Sunday, December 12, 2010

How do we know about electrons if they are so tiny?

First of all that's a great question. How do we know about electrons if they are so tiny and small? We had to have discovered them at some point in history in order to know about them now; but when? And how? What experiments were tested to come to the conclusion that there are many little negatively charged particles buzzing around an atom?

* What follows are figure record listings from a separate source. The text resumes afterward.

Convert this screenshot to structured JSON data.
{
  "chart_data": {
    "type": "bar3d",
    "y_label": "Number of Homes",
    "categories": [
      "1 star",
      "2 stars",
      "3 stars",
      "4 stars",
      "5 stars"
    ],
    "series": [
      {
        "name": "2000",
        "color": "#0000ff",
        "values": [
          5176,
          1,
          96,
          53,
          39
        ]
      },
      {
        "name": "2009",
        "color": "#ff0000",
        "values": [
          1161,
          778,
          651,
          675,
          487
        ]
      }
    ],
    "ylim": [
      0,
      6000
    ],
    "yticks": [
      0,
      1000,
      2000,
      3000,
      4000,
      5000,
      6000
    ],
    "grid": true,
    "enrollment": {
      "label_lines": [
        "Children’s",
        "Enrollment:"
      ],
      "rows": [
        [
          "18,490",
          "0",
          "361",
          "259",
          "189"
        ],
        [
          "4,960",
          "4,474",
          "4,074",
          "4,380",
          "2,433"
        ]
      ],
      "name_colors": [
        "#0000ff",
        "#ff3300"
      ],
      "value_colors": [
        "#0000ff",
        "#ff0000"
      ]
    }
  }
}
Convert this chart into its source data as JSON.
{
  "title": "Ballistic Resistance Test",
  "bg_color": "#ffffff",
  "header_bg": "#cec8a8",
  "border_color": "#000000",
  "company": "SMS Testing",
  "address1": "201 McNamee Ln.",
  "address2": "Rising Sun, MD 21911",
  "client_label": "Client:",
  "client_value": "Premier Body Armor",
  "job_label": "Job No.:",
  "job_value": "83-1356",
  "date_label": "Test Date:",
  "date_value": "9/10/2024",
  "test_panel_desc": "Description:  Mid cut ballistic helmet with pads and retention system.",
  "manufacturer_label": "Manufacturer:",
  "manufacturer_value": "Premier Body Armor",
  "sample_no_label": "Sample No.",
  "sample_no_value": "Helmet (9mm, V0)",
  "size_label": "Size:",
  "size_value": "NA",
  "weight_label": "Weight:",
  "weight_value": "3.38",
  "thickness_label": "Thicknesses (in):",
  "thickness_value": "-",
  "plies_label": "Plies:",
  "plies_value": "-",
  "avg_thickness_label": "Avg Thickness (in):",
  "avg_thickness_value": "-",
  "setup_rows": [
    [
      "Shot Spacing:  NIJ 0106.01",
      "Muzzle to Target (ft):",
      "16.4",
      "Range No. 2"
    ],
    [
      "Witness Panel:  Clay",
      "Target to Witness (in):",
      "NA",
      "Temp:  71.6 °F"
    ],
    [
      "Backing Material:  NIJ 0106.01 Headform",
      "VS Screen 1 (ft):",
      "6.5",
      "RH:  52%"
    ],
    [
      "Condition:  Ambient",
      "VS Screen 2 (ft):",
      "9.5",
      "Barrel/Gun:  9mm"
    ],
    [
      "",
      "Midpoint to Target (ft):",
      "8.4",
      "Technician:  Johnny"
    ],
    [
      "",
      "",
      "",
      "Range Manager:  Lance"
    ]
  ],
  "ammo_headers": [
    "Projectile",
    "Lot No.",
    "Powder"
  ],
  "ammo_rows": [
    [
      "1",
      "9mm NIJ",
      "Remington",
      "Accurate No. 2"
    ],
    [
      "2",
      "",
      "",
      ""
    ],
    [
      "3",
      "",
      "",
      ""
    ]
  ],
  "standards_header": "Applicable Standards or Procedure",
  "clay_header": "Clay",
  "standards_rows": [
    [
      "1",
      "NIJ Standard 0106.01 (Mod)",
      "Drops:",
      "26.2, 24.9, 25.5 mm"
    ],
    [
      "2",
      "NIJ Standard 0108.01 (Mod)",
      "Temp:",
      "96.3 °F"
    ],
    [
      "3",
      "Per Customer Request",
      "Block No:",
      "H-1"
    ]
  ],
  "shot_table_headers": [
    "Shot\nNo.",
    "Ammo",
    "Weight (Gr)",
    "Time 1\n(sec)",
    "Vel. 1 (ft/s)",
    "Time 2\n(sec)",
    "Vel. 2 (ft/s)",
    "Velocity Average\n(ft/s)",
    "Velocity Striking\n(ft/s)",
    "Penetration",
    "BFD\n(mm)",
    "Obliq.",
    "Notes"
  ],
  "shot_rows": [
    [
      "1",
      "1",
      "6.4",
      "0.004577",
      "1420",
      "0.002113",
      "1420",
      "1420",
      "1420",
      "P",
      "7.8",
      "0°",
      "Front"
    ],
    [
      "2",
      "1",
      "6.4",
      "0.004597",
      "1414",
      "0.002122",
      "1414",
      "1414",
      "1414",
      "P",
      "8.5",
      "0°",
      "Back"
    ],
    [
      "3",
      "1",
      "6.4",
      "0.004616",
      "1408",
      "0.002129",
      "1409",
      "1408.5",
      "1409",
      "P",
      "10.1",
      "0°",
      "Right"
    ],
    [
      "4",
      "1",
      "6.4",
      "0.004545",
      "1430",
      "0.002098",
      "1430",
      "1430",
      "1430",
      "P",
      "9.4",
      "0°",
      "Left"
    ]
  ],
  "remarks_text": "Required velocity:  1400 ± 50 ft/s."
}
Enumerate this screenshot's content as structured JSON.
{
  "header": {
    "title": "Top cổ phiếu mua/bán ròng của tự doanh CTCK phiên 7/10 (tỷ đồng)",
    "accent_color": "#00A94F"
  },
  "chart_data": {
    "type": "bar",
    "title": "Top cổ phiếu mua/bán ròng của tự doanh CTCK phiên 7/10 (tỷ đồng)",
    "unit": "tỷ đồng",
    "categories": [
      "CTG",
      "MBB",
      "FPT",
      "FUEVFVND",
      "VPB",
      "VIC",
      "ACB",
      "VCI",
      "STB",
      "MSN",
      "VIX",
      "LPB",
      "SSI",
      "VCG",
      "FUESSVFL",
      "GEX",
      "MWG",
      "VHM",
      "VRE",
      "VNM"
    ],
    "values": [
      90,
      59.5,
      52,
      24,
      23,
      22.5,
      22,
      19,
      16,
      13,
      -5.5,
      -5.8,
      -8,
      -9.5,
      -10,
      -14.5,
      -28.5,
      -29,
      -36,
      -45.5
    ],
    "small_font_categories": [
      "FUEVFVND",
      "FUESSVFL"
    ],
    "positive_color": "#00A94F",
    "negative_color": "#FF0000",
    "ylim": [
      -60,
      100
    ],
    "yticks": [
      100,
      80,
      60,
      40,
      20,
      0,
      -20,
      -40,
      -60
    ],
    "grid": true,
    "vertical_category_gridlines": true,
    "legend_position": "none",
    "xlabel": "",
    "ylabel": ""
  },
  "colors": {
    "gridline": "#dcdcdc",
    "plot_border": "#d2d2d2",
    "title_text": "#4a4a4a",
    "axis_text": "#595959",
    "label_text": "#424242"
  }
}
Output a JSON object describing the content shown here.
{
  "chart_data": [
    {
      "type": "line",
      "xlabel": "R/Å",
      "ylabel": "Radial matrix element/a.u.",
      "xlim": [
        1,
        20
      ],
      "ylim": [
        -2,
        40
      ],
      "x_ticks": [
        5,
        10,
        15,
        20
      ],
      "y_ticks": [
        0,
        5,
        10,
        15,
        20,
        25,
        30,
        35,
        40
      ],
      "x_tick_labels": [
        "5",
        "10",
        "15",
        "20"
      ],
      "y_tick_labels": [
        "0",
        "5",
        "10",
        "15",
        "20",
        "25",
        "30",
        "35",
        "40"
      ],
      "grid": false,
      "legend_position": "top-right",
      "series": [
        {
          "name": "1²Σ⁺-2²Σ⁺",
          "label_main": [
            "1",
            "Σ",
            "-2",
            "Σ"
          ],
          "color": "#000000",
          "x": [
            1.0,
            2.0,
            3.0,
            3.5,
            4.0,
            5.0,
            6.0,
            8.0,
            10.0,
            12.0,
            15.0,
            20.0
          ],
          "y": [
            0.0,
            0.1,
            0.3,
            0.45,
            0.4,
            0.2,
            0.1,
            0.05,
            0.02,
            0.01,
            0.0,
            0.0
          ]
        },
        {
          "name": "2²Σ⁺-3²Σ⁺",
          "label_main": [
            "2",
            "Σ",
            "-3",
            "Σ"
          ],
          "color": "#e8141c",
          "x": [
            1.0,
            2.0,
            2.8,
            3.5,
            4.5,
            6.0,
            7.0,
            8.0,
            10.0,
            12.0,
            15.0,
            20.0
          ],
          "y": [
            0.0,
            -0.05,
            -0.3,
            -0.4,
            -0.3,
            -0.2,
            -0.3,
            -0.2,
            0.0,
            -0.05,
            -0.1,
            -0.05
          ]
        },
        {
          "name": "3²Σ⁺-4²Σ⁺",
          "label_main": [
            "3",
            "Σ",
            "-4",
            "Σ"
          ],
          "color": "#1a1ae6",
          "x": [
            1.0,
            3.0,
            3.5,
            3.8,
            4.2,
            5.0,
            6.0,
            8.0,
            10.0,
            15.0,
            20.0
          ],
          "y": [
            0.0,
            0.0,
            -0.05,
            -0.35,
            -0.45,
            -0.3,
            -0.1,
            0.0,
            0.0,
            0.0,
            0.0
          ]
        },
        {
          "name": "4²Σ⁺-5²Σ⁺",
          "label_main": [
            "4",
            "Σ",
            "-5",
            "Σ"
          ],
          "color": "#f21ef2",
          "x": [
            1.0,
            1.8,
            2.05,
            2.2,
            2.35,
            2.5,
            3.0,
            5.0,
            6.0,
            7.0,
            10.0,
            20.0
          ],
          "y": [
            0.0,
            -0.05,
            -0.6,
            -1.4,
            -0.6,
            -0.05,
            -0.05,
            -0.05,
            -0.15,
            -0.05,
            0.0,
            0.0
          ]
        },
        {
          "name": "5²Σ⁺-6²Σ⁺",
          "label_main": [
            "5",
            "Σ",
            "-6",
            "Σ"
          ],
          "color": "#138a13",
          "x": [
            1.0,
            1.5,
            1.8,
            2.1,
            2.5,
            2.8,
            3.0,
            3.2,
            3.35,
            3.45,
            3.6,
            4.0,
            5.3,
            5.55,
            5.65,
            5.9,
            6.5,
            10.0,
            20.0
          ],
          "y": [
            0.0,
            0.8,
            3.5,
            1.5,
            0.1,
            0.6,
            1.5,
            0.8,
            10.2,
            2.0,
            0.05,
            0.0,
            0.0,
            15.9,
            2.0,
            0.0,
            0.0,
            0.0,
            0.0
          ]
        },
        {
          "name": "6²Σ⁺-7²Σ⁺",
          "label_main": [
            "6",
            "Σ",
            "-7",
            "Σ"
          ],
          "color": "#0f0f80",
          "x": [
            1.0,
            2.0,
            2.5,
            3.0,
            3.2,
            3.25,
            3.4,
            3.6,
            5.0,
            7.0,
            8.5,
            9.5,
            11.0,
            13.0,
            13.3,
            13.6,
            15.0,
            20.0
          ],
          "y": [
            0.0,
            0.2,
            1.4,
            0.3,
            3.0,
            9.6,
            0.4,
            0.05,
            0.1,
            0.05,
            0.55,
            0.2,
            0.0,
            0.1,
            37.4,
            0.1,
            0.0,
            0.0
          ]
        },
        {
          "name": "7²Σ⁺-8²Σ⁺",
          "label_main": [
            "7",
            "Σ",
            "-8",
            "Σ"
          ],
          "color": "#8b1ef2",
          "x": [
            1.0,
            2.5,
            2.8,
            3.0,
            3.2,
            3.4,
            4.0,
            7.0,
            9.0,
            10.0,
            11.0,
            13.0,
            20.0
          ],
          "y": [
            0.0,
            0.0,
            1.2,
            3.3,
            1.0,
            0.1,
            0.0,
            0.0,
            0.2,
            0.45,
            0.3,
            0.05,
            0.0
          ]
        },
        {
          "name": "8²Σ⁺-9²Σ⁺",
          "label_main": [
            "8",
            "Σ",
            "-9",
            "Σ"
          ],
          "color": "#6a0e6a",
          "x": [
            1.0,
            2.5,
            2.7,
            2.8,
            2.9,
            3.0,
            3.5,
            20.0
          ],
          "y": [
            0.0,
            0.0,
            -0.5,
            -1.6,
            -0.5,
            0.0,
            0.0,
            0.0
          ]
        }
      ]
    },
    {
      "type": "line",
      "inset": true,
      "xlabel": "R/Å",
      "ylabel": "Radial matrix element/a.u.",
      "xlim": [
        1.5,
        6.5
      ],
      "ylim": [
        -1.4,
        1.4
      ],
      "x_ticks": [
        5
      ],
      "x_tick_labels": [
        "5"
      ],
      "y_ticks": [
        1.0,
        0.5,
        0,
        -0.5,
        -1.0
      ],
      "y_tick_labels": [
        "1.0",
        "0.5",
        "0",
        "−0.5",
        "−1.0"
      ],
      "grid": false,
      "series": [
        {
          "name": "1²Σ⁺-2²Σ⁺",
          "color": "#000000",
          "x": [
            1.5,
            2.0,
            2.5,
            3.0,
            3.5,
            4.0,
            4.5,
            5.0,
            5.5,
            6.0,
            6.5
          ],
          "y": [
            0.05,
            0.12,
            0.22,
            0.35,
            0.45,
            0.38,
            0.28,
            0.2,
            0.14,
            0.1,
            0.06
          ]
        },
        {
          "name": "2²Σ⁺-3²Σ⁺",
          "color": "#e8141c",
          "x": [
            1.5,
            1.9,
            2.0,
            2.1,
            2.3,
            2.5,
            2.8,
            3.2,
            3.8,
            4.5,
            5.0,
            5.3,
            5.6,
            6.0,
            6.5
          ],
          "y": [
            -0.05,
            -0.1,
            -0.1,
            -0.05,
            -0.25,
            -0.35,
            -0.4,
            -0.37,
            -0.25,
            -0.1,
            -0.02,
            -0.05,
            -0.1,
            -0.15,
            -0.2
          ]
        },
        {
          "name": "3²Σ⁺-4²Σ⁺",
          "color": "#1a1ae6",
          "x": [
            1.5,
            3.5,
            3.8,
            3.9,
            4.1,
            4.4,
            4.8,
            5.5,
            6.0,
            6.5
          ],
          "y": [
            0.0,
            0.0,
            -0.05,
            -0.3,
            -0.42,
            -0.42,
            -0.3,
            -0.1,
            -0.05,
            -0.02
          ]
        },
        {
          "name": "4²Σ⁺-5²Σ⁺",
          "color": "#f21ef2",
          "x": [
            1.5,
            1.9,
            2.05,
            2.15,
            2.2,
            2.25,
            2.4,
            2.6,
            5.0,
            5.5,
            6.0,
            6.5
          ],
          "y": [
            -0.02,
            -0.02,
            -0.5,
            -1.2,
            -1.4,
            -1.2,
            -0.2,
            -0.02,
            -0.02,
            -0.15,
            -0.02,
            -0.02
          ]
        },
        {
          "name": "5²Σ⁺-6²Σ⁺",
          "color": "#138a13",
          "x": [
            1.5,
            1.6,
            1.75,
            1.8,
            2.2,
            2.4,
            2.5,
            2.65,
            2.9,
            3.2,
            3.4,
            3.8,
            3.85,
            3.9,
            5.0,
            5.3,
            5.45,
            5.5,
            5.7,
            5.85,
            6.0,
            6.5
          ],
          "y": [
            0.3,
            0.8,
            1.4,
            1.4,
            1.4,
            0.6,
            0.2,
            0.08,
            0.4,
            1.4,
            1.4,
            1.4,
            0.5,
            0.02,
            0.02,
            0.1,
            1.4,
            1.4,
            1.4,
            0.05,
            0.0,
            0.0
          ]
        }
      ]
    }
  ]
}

To explain this simply, we know about electrons because of protons.

To explain not-so-simply:

Ever since J.J. Thomson's model of the atom back in 1897, probably even before that, scientists have known that atoms have to be composed of negatively and positively charged particles. In Thomson's model the particles were scattered throughout the atom's mass in a random order like berries in a berry muffin. Later on Rutherford speculated that the nucleus of an atom is positively charged (and he remains to be proven wrong) while the matter surrounding the center is negatively charged. While he was correct in both cases he was still missing the vital fact that the negative matter surrounding the center is moving. The particles surrounding the nucleus are electrons. Electrons pop in and out of the shells that they orbit inside of around the nucleus at random. One minute they are there, the next they could be across the universe for all we know. (That just shows you haw limited our knowledge of the universe is.) Anyway after Niels Bohr James Chadwick changed the atom model forever with his amazing addition; the the neutron.

So by knowing that the nucleus is positively charged and by knowing that atoms are normally neutrally charged we must conclude that a particle such as the electron must exist in order to balance out the electromagnetic charge.